Back at an event IRL at last; it was a great first day at CoinDesk’s Consensus 2022 conference! Here are my top three takeaways from a day of panel sessions, networking, and conversations.

Check back for updates from day 2 later on! And get in touch if you’re on the ground in Austin and want to say hello.

Cryptocurrency, as a financial asset class, is now mainstream

Like it or not, crypto is now an undeniable reality, at the retail level and most levels of institutional adoption, according to speakers on the New Models for Market Making, Custody and Other Institutional Demands panel.

“In all of the leadership suites across all of the legacy financial institutions, this is a top priority topic,” said Christine Moy, Managing Director, Apollo Global Management.

Questions range from ‘how do we mobilize against this, to how are we mobilizing with this and how do we evolve?’  The point is, traditional institutional investment firms are investing in crypto, from what talent to put into place to what software is needed to integrate with or build it.

That’s a big leap from just five or six years ago, according to Noelle Acheson, Head of Market Insights, Genesis Trading.

Back then, “the institutional involvement was basically limited to ‘do we invest in Bitcoin, and if so, how much?’ – that was it, those were the options available,” she said on the panel.

Today, however, this industry is a “firehose of innovation and complexity, and all of us here are working to help push that complexity even further into the institutional realm,” she said. “Which is going to have impacts on traditional markets in ways that we are not really able to see [yet].”

But institutional ‘buy and hold’ mentality could do more harm than good

As more institutional investors get involved, custody becomes an increasingly important conversation for the evolution of the sector – perhaps more so than people are currently focused on.

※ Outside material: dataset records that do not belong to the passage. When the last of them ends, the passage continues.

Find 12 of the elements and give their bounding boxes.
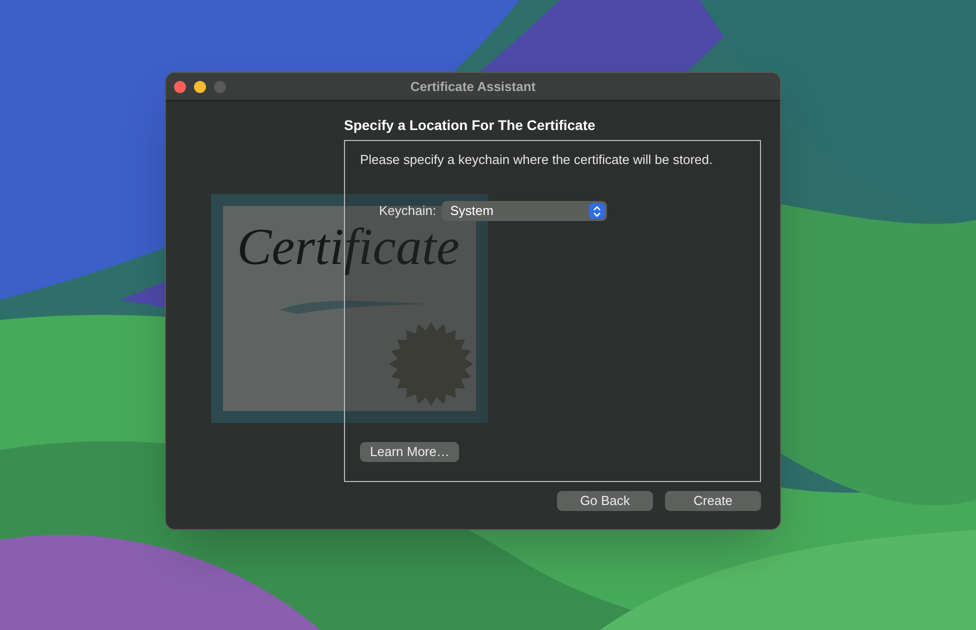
chevron-updown-icon xyxy=(589,203,606,219)
minimize-button[interactable] xyxy=(194,81,206,93)
primary-button[interactable]: Create xyxy=(665,491,761,511)
learn-more-button[interactable]: Learn More… xyxy=(360,442,460,462)
section-heading: Specify a Location For The Certificate xyxy=(344,116,596,134)
keychain-popup[interactable]: System xyxy=(442,201,608,221)
window-title: Certificate Assistant xyxy=(410,78,536,96)
secondary-button[interactable]: Go Back xyxy=(557,491,653,511)
instruction-text: Please specify a keychain where the certificate will be stored. xyxy=(360,151,714,168)
keychain-label: Keychain: xyxy=(379,202,436,220)
seal-icon xyxy=(388,321,474,407)
close-button[interactable] xyxy=(174,81,186,93)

As an industry, we should be focused on identifying what the best practices are to determine the trajectory of the impact of blockchain, panelists on the Investor Town Hall: Security, Reputation, ESG and Other Barriers to Institutional Adoption session agreed.

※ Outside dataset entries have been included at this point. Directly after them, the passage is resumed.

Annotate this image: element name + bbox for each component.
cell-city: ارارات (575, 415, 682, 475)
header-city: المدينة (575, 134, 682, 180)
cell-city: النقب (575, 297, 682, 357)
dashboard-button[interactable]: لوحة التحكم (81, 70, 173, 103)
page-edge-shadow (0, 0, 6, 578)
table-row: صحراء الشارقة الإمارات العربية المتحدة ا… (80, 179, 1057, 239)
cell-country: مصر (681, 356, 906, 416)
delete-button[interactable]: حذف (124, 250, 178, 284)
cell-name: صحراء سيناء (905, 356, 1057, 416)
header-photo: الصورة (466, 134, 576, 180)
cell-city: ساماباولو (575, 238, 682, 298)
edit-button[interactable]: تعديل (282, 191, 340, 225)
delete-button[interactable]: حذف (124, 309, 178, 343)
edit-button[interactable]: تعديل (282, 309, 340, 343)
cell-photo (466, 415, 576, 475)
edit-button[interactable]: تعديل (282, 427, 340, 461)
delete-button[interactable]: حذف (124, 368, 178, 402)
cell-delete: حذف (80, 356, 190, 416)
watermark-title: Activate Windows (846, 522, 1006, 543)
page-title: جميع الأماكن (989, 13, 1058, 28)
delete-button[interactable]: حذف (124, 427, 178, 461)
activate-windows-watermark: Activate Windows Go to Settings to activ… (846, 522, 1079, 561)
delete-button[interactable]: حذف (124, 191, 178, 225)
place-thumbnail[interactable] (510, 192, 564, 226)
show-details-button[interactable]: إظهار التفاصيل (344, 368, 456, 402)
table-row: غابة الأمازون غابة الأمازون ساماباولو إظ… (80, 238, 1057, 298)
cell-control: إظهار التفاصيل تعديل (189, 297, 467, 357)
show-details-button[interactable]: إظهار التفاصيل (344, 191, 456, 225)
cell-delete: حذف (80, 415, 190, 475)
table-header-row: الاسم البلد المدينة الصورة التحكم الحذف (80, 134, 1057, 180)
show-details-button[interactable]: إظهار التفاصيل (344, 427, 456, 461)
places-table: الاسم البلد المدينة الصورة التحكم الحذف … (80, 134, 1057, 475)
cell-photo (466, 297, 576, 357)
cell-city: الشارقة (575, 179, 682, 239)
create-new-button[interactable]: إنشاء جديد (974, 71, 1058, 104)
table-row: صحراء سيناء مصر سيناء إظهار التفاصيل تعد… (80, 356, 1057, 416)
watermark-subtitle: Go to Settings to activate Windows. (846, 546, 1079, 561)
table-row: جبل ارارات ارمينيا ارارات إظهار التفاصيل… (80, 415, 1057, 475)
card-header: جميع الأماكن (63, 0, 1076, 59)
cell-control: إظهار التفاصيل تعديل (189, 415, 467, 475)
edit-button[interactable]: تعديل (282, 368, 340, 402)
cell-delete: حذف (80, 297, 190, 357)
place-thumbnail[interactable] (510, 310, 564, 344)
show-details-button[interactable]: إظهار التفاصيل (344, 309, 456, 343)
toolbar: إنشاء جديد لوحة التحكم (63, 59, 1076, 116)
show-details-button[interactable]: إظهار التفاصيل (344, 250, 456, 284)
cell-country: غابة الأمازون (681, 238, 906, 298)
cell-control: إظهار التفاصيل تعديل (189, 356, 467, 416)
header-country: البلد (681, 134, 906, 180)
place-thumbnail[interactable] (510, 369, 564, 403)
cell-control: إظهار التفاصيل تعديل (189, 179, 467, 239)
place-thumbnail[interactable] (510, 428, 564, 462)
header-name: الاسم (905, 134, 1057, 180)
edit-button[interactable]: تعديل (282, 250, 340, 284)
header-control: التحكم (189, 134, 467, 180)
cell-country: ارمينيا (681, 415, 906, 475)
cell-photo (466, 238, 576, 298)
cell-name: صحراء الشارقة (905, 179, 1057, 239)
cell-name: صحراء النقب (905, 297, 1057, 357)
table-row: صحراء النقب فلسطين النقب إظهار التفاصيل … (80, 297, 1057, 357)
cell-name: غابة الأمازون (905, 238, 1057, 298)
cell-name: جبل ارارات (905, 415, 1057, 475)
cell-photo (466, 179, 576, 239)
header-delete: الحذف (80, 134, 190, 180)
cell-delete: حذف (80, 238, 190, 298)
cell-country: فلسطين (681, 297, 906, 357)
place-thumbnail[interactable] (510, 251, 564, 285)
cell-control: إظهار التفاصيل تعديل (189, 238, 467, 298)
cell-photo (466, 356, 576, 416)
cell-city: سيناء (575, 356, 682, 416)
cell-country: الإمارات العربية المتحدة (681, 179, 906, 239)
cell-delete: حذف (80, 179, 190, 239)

“Many of these digital assets are designed to be engaging in an activity, and I think the default for institutions with legacy asset classes is to store them,” one panelist said. “And I think it limits the potential of what we’re trying to build.”

With respect to custody, it’s important to think about how smart contracts and digital assets can engage in the ecosystem and participate in the community, he said. “I think there are a range of outcomes, but they’re all positive. They’re all improvements upon the existing system.”

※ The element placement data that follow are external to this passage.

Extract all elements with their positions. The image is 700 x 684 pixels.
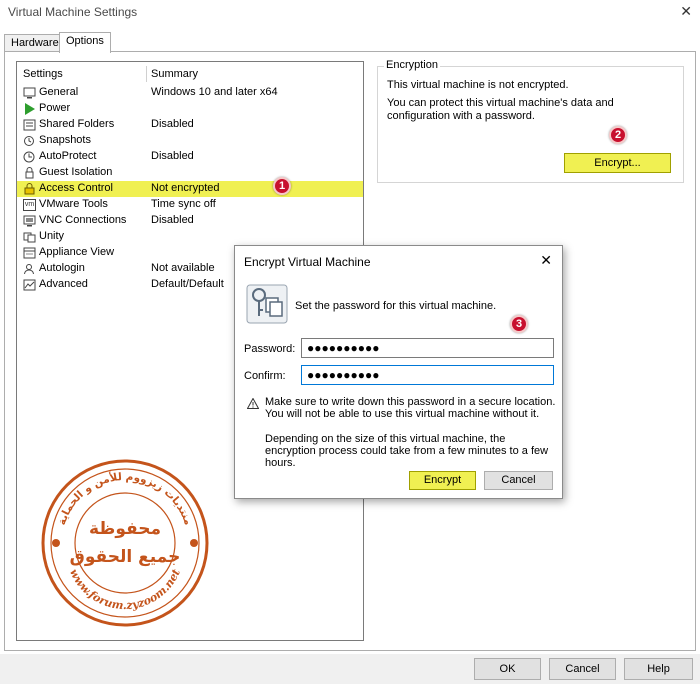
window-title: Virtual Machine Settings (8, 5, 138, 19)
settings-item-label: General (39, 86, 79, 98)
key-icon (246, 284, 288, 324)
settings-item-vmware-tools[interactable]: vm VMware Tools Time sync off (17, 197, 363, 213)
password-label: Password: (244, 343, 296, 355)
settings-item-shared-folders[interactable]: Shared Folders Disabled (17, 117, 363, 133)
settings-item-snapshots[interactable]: Snapshots (17, 133, 363, 149)
column-header-summary[interactable]: Summary (151, 68, 198, 80)
dialog-encrypt-button[interactable]: Encrypt (409, 471, 476, 490)
watermark-stamp: منتديات زيزووم للأمن و الحماية www.forum… (41, 459, 209, 627)
window-close-icon[interactable]: ✕ (680, 3, 692, 20)
encrypt-vm-dialog: Encrypt Virtual Machine ✕ Set the passwo… (234, 245, 563, 499)
info-text: Depending on the size of this virtual ma… (265, 433, 549, 469)
snapshot-icon (23, 135, 36, 147)
password-field[interactable]: ●●●●●●●●●● (301, 338, 554, 358)
settings-item-label: Power (39, 102, 71, 114)
appliance-icon (23, 247, 36, 259)
annotation-badge-3: 3 (510, 315, 528, 333)
settings-item-summary: Not encrypted (151, 182, 220, 194)
tab-hardware[interactable]: Hardware (4, 34, 66, 52)
settings-item-summary: Default/Default (151, 278, 224, 290)
watermark-flower-left-icon (52, 539, 60, 547)
clock-icon (23, 151, 36, 163)
ok-button[interactable]: OK (474, 658, 541, 680)
play-icon (23, 103, 36, 115)
settings-item-unity[interactable]: Unity (17, 229, 363, 245)
annotation-badge-2: 2 (609, 126, 627, 144)
settings-item-label: Autologin (39, 262, 85, 274)
encryption-legend: Encryption (384, 59, 440, 71)
tab-options[interactable]: Options (59, 32, 111, 53)
settings-item-summary: Disabled (151, 118, 194, 130)
warning-text: Make sure to write down this password in… (265, 396, 556, 420)
settings-item-label: Appliance View (39, 246, 115, 258)
column-separator[interactable] (146, 66, 147, 82)
settings-item-label: Access Control (39, 182, 113, 194)
help-button[interactable]: Help (624, 658, 693, 680)
footer-bar: OK Cancel Help (0, 654, 700, 684)
encryption-group: Encryption This virtual machine is not e… (377, 59, 684, 183)
lock-icon (23, 183, 36, 195)
advanced-icon (23, 279, 36, 291)
dialog-title: Encrypt Virtual Machine (244, 255, 371, 269)
settings-item-vnc-connections[interactable]: VNC Connections Disabled (17, 213, 363, 229)
vnc-icon (23, 215, 36, 227)
title-bar: Virtual Machine Settings ✕ (0, 0, 700, 26)
settings-item-summary: Disabled (151, 214, 194, 226)
settings-item-summary: Not available (151, 262, 215, 274)
monitor-icon (23, 87, 36, 99)
settings-item-label: Advanced (39, 278, 88, 290)
confirm-field[interactable]: ●●●●●●●●●● (301, 365, 554, 385)
column-header-settings[interactable]: Settings (23, 68, 63, 80)
folder-icon (23, 119, 36, 131)
cancel-button[interactable]: Cancel (549, 658, 616, 680)
settings-item-power[interactable]: Power (17, 101, 363, 117)
settings-item-summary: Windows 10 and later x64 (151, 86, 278, 98)
settings-item-summary: Time sync off (151, 198, 216, 210)
settings-item-label: Unity (39, 230, 65, 242)
settings-item-label: Shared Folders (39, 118, 115, 130)
annotation-badge-1: 1 (273, 177, 291, 195)
settings-item-label: Guest Isolation (39, 166, 113, 178)
watermark-flower-right-icon (190, 539, 198, 547)
settings-item-label: AutoProtect (39, 150, 97, 162)
settings-item-autoprotect[interactable]: AutoProtect Disabled (17, 149, 363, 165)
watermark-arabic-center-2: جميع الحقوق (70, 547, 181, 567)
dialog-intro-text: Set the password for this virtual machin… (295, 300, 497, 312)
settings-item-general[interactable]: General Windows 10 and later x64 (17, 85, 363, 101)
encryption-status: This virtual machine is not encrypted. (387, 79, 569, 91)
warning-icon (247, 398, 259, 409)
settings-item-label: VNC Connections (39, 214, 127, 226)
encryption-description: You can protect this virtual machine's d… (387, 97, 614, 122)
dialog-cancel-button[interactable]: Cancel (484, 471, 553, 490)
watermark-arabic-center-1: محفوظة (89, 519, 161, 539)
settings-item-label: VMware Tools (39, 198, 108, 210)
settings-item-label: Snapshots (39, 134, 91, 146)
vm-icon: vm (23, 199, 36, 211)
dialog-close-icon[interactable]: ✕ (540, 252, 552, 269)
unity-icon (23, 231, 36, 243)
confirm-label: Confirm: (244, 370, 286, 382)
settings-item-access-control[interactable]: Access Control Not encrypted (17, 181, 363, 197)
settings-item-guest-isolation[interactable]: Guest Isolation (17, 165, 363, 181)
isolation-icon (23, 167, 36, 179)
autologin-icon (23, 263, 36, 275)
settings-item-summary: Disabled (151, 150, 194, 162)
encrypt-button[interactable]: Encrypt... (564, 153, 671, 173)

Despite long-term optimism for crypto, the industry might be in for a ‘long winter’

“Let’s keep it real,” Apollo’s Christine Moy said. The next 12 months, from a macro economy perspective, is going to be really tough – and not just for crypto – for global markets as the Fed battles inflation.

So, “for all the people who are in it for the mission and not just for the money, take care of yourself, take care of your teams, [be] fiscally responsible,” she advised. “So that you survive what could be an extended crypto winter and that you come out the other end … being the core parts of the infrastructure and business ecosystem that we see on the other side, however long that may be.”